An acrimonious competition prevails between Google and Microsoft since Microsoft’s introduction of Bing. This conflict seems to have escalated once again over the past few days. Search engine provider Google alleges that Microsoft improves search results of Bing by partially copying Google’s results.
Online magazine Search Engine Land reported that Google trapped Bing by the means of a “honey pot” in order to prove the supposing search result theft. The so called “honey pot” consisted of an index manipulated by Google that connected specific search keywords, that never resulted in any hits previously, seemingly randomly with certain websites. One of these keywords was for instance “mbzrxpgjys” which pointed at the homepage of RIM. One to two weeks later Bing achieved the same or very similar search results as Google with some of the by Google manipulated and monitored search keywords. The investigation ran over a few months and the result was proof enough for Google that Microsoft was cribbing from its big competitor. The feature “Suggested Sites” or the Bing Toolbar would probably create the needed necessary information for Microsoft. These opt-in programs provide amongst others information regarding click activities of its users.

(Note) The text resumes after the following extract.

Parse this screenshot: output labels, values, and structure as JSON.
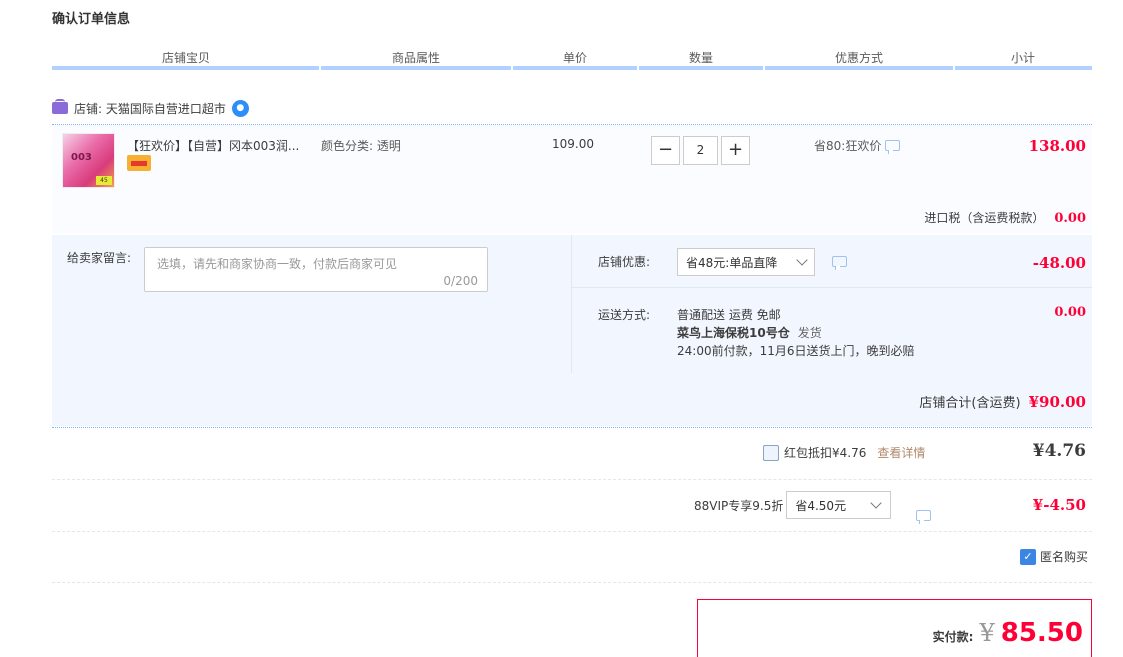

Armit Singhal, a Google Fellow who oversees the development of the Google Ranking Algorithm, adds that during his career he has always been in pursuit of a good search engine. He has no problem with a competitor developing an innovative algorithm – but as far as he is concerned simply copying would not be an innovation.
Microsoft Director for Bing, Stefan Weitz, reacts relaxed: “We are using varied information and procedures”. There however was no explicit rejection of the charge. As with other providers, no information regarding how exactly the ranking mechanism works was given. The user behaviour simply gets analysed anonymously and Google’s charges are an attempt to damage Microsoft said Yusuf Mehdi, Senior Vice President – Online Services Division.